Economic phenomenon in energy transition

The gas trap (in economics) refers to the situation in which an economy is locked into a fossil-fuel equilibrium characterised by extensive production of natural gas instead of renewable energy.

While increased gas supply may reduce emissions by displacing oil and coal, it can also make investments in renewable energy unprofitable. The resulting market dynamics can delay investment in low-emission energy sources, potentially leading to higher cumulative greenhouse gas emissions over time compared to a situation with more renewable energy.

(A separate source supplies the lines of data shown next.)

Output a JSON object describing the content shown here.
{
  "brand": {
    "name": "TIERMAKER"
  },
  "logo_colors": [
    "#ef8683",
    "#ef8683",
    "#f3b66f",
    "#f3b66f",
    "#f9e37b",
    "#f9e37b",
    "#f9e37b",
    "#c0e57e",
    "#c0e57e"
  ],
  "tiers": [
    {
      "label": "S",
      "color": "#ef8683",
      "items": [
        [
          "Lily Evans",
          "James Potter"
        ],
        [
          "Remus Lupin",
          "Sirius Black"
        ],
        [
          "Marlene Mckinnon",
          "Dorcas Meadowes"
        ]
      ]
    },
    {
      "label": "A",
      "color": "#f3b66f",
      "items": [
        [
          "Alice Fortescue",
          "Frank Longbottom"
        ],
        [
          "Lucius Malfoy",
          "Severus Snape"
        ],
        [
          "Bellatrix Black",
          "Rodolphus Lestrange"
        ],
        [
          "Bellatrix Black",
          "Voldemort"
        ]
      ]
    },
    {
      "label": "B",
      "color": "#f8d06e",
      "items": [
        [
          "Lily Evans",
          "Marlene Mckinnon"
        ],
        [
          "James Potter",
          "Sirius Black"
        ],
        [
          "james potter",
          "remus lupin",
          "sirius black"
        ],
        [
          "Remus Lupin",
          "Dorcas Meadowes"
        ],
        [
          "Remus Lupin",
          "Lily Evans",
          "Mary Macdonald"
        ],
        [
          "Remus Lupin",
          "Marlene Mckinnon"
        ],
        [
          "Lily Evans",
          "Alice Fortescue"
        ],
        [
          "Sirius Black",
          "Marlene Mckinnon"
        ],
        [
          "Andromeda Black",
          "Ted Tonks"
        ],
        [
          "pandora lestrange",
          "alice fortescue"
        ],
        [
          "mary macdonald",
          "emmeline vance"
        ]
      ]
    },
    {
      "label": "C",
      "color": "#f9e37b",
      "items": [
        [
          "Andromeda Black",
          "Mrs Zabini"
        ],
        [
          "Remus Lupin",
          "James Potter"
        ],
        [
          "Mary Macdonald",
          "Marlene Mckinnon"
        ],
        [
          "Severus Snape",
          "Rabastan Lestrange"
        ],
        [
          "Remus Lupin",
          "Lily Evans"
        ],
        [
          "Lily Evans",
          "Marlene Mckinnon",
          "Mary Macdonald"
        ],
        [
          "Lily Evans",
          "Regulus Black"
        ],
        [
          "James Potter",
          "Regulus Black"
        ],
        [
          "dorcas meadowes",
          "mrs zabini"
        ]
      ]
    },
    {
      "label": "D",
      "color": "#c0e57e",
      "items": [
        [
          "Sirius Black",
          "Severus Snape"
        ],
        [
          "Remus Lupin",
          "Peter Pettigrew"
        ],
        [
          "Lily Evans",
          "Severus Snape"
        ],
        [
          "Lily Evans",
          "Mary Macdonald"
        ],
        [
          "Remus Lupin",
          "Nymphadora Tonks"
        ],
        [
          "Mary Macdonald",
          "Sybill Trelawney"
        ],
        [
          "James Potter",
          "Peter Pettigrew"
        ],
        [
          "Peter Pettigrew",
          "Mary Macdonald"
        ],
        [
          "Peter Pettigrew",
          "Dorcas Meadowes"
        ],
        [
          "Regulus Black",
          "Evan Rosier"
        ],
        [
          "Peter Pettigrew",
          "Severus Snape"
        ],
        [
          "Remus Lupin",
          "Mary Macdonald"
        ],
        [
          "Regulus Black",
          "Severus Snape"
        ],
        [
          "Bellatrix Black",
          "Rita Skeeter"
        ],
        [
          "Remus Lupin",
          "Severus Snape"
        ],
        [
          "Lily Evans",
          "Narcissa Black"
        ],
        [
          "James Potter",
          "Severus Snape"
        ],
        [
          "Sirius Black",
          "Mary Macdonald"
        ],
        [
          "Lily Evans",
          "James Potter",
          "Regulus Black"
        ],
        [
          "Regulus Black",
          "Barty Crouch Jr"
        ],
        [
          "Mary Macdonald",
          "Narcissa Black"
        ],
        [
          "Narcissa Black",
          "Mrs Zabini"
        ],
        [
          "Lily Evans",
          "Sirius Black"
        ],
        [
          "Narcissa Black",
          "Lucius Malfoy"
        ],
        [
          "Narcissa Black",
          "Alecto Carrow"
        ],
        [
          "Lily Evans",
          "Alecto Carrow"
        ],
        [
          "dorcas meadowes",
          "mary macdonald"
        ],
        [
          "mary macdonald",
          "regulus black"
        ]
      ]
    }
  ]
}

== The market mechanism ==
Different sources of energy used for heating or electricity generally compete because they are substitute goods. An increase in the supply of one energy source tends to lower energy prices, reducing profitability and output among competing producers.

Empirical studies by Fell and Kaffine (2018) show that coal production declines when the supply of wind power expands, but also when natural gas supply increases (Knittel et al., 2016). These findings support the view that natural gas and renewable energy can displace coal in the short term.

Because coal has a higher carbon content per unit of energy than natural gas, this substitution can initially reduce emissions. Several studies document short-term emissions reductions following expansions in natural gas supply, particularly in electricity generation (Cullen and Mansur, 2017).

Market responses depend on the time horizon. Consumer and producer adjustments to price changes differ between the short run and the long run, implying that the climate effects of energy supply shocks may evolve over time (Deryugina et al., 2020).

== The dynamic mechanism ==
During an energy transition, coal producers may retain spare production capacity. As a result, coal supply can respond rapidly to price changes, allowing natural gas to replace coal in the short run. Renewable energy technologies, by contrast, typically require time-consuming investment and capacity expansion.

A growing theoretical and empirical literature shows that increased natural gas supply can therefore have asymmetric effects over time. While gas expansion tends to crowd out coal in the short run, it can reduce incentives to invest in renewable energy in the long run, slowing the transition to low-emission energy systems (McJeon et al., 2014; Gillingham and Huang, 2019).

Harstad and Holtsmark (2025) analyze this mechanism in a strategic setting. They show that gas producers, especially if they are concerned with climate change, may attempt to reduce emissions by expanding output to outcompete coal. When this strategy is anticipated by investors, however, expected future energy prices decline, reducing investment in renewable energy. As a result, additional gas capacity increasingly replaces renewables rather than coal in the long run.

The dynamic inconsistency identified in this framework is that stronger attempts by gas producers to reduce emissions through short-run coal displacement may, when anticipated, lead to higher cumulative emissions by delaying the expansion of renewable energy. In a quantitative model, Harstad and Holtsmark finds that this mechanism is relevant for European energy markets.